I actually remembered to record my vid du jour when I had some downtime before Wound Care instead of mindlessly playing games on my phone then having to come up with a vid when I got home.
This is the result :
Not exactly my most breathtakingly brilliant or soul searingly insightful work, but what the hell, sometimes I plumb my soul for gold and sometimes I just vlog.
What can I say, I am capable of anything and you can never tell what I will say.
To some people, I suppose, that makes me chaotic and unpredictable.
To me, it just makes me interesting.
You already know how my day has gone. Right now, I have come home from Wound Care, pooped, napped, then woken up around 5 pm to get this all rolling again.
It’s been a very busy day by my standards. I feel pretty tired and a bit sore like I always do on Tuesday. But in a pleasant way.
I feel like I have actually done something for a change, and that feels very good.
And it’s always gratifying to have hung out with Lynda and Judy and Lea and John without feeling alienated or alienating.
Turns out I can totally get along with normal people if my anxiety isn’t screaming in my ear and making it hard to think.
I wish I had Xanax back when I was at VFS. I am sure people would have loved me then and been happy to recommend me to jobs.
Oh well. The thing about the past is that it passed. It’s gone, over, finished. It is eternally immutable and can never be changed.
All my profs at VFS screwed me over and there’s nothing I can do about that.
I wonder if at least Rick Drew stood up for me. He seemed to like me.
Anyhow, the sun has started to go down and that means I am feeling sleepy in a strange, slightly spooky kind of way.
I think I may be starting to “sundown”. Actually, I think it’s been happening for a while and I only just became conscious of it.
And I know calling it “sundowning” is me being totally overwrought and histrionic. Actual sundowning only happens to people with dementia and I am nowhere near that yet.
I am, at most, becoming slightly more absentminded. And I am having the usual age related “senior moments” when something I am trying to think of just vanishes from my mind like a rather shitty magic trick.

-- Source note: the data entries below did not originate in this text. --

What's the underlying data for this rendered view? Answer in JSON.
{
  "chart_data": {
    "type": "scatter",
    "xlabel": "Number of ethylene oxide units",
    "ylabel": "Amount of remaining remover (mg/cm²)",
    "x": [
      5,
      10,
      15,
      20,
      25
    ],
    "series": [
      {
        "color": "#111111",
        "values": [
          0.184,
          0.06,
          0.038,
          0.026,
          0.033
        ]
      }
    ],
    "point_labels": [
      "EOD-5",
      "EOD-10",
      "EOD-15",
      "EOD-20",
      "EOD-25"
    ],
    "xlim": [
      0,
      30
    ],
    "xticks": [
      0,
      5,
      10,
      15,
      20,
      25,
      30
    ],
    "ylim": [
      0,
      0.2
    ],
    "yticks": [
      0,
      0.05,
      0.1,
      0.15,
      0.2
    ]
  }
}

I am no more demented than I have ever been. Mua ha ha ha ha.
I have just noticed this mood shift that occurs once twilight begins. I start to feel sort of cold and insular and withdrawn, and like all I want to do is sleep.
I think part of me wants to hibernate.
Well too bad! There’s stuff to do and fun to be had. I am trying hard to go in the opposite direction and become more awake and involved with life, not less.
I’m working on it.
I have only just gotten to a place where I don’t nap as much. I am in the process of breaking myself of the habit of seeking to “hide” from life in sleep whenever my incredibly low impact life becomes too much for me.

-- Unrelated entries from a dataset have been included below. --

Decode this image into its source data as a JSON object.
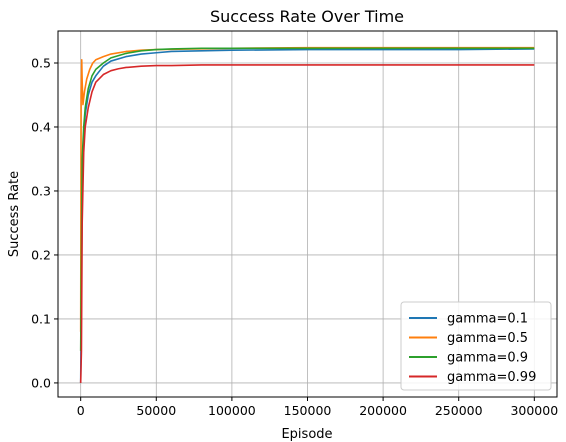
{
  "chart_data": {
    "type": "line",
    "title": "Success Rate Over Time",
    "xlabel": "Episode",
    "ylabel": "Success Rate",
    "xlim": [
      -15000,
      315000
    ],
    "ylim": [
      -0.022,
      0.55
    ],
    "xticks": [
      0,
      50000,
      100000,
      150000,
      200000,
      250000,
      300000
    ],
    "xtick_labels": [
      "0",
      "50000",
      "100000",
      "150000",
      "200000",
      "250000",
      "300000"
    ],
    "yticks": [
      0.0,
      0.1,
      0.2,
      0.3,
      0.4,
      0.5
    ],
    "ytick_labels": [
      "0.0",
      "0.1",
      "0.2",
      "0.3",
      "0.4",
      "0.5"
    ],
    "grid": true,
    "legend_position": "lower-right",
    "series": [
      {
        "name": "gamma=0.1",
        "color": "#1f77b4",
        "x": [
          0,
          1000,
          2000,
          3000,
          5000,
          7500,
          10000,
          15000,
          20000,
          30000,
          40000,
          50000,
          60000,
          80000,
          100000,
          150000,
          200000,
          250000,
          300000
        ],
        "y": [
          0.0,
          0.3,
          0.38,
          0.42,
          0.45,
          0.47,
          0.48,
          0.495,
          0.503,
          0.51,
          0.514,
          0.516,
          0.518,
          0.519,
          0.52,
          0.521,
          0.521,
          0.521,
          0.522
        ]
      },
      {
        "name": "gamma=0.5",
        "color": "#ff7f0e",
        "x": [
          0,
          300,
          700,
          1000,
          1500,
          2500,
          4000,
          6000,
          8000,
          10000,
          15000,
          20000,
          30000,
          40000,
          50000,
          100000,
          150000,
          200000,
          250000,
          300000
        ],
        "y": [
          0.08,
          0.45,
          0.505,
          0.47,
          0.435,
          0.455,
          0.475,
          0.49,
          0.5,
          0.505,
          0.51,
          0.514,
          0.518,
          0.52,
          0.521,
          0.523,
          0.524,
          0.524,
          0.524,
          0.524
        ]
      },
      {
        "name": "gamma=0.9",
        "color": "#2ca02c",
        "x": [
          0,
          1000,
          2000,
          3000,
          5000,
          7500,
          10000,
          15000,
          20000,
          30000,
          40000,
          50000,
          60000,
          80000,
          100000,
          150000,
          200000,
          250000,
          300000
        ],
        "y": [
          0.05,
          0.35,
          0.4,
          0.43,
          0.46,
          0.48,
          0.49,
          0.5,
          0.508,
          0.515,
          0.519,
          0.521,
          0.522,
          0.523,
          0.523,
          0.523,
          0.523,
          0.523,
          0.523
        ]
      },
      {
        "name": "gamma=0.99",
        "color": "#d62728",
        "x": [
          0,
          500,
          1000,
          2000,
          3000,
          5000,
          7500,
          10000,
          15000,
          20000,
          25000,
          30000,
          40000,
          50000,
          60000,
          80000,
          100000,
          150000,
          200000,
          250000,
          300000
        ],
        "y": [
          0.0,
          0.05,
          0.25,
          0.36,
          0.4,
          0.43,
          0.455,
          0.47,
          0.482,
          0.488,
          0.491,
          0.493,
          0.495,
          0.496,
          0.496,
          0.497,
          0.497,
          0.497,
          0.497,
          0.497,
          0.497
        ]
      }
    ]
  }
}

I don’t have to do that. If I fail to snooze as much, all that happens is that my body reaches a little deeper into my personal energy supply to keep me up, and I end up sleeping later on.
Ideally, I will get to the point where I sleep eight hours a night like a normal person, but I don’t see that happening real soon.

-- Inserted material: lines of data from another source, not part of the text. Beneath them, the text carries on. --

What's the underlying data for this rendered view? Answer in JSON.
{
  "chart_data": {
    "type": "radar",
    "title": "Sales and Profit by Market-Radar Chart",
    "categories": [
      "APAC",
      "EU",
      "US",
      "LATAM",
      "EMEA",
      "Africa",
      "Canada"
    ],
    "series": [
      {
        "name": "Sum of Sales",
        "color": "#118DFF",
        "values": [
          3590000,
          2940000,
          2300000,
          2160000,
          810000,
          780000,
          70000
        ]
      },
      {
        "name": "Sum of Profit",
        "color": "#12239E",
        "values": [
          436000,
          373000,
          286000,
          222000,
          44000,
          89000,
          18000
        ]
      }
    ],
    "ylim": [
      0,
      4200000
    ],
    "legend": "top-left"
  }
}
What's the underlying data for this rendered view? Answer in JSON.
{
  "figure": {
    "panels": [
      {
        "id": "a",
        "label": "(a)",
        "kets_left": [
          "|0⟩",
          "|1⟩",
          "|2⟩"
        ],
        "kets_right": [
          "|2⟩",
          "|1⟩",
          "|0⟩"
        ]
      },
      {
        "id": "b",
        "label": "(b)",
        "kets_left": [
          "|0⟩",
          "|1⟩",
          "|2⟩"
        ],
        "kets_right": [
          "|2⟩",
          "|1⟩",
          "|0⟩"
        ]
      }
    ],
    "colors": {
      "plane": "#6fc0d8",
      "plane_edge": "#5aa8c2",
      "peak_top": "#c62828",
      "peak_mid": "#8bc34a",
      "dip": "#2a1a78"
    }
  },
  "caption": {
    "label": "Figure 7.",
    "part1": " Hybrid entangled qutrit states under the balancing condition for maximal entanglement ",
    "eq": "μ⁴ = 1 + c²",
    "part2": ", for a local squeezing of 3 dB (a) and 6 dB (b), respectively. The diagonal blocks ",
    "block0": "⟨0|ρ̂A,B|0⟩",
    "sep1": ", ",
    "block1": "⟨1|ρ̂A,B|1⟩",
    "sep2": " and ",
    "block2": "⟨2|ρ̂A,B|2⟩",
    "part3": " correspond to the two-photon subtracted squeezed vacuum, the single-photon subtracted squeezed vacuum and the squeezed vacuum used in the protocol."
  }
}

And some people think that a nap during the day is actually good for us, so there’s that.
And now, I will indeed nap as I have had a long (for me) day.
More after the break.
I took that nap
I took the above mentioned nap and yet, somehow, I am still sleepy.
And cold. Around 8:30 pm, this chill started creeping in on me and I have been feeling distinctly refrigerated ever since.
The most obvious explanation is, of course, that it’s cold in here. By 8:30 pm the sun was mostly down and so the temp dropped outside and this bedroom of mine is not quite thermally sealed, so the temp difference between inside and outside air sought some kind of equilibrium and that sucked some heat out of the room.
I know that’s a more scientifically elaborate explanation than necessary. I could have said “Cold out thar means cold in hyar” or the like.
But I enjoy doing the sciencing, so humour me.
If so, I may have to fire up that fan heater I got last Spring to keep me warm.
It’s a rather crude and inelegant solution but it works.
It could also be that the thermostat in this room has somehow ended up turned down again, in which case I will be very upset.
So I really hope it’s not that. I know that I set it to 27 C a couple weeks ago, as 25 C was not quite cutting it. And I will turn it up again if I have to.
But if I find it turned all the way down to nothing again, I will pitch a fit because I have made myself very very clear on the subject, that nobody is to touch my thermostat but me, ever, except by my explicit and immediate instruction.
I don’t wanna have to do that, so, here’s hoping.
Finding out I am cold because of someone else’s interference feels like such a betrayal.
And of course, I might be coming down with something. It could be that sort of chill. It did seem to come with a vague feeling of unwellness but nothing definitive.
So I will check the thermostat and see what’s up.
Then I will crawl under the covers and take yet another nap.
Maybe I really AM starting to hibernate.
In which case…. see you next Spring, I guess!
I will talk to you nice people again tomorrow.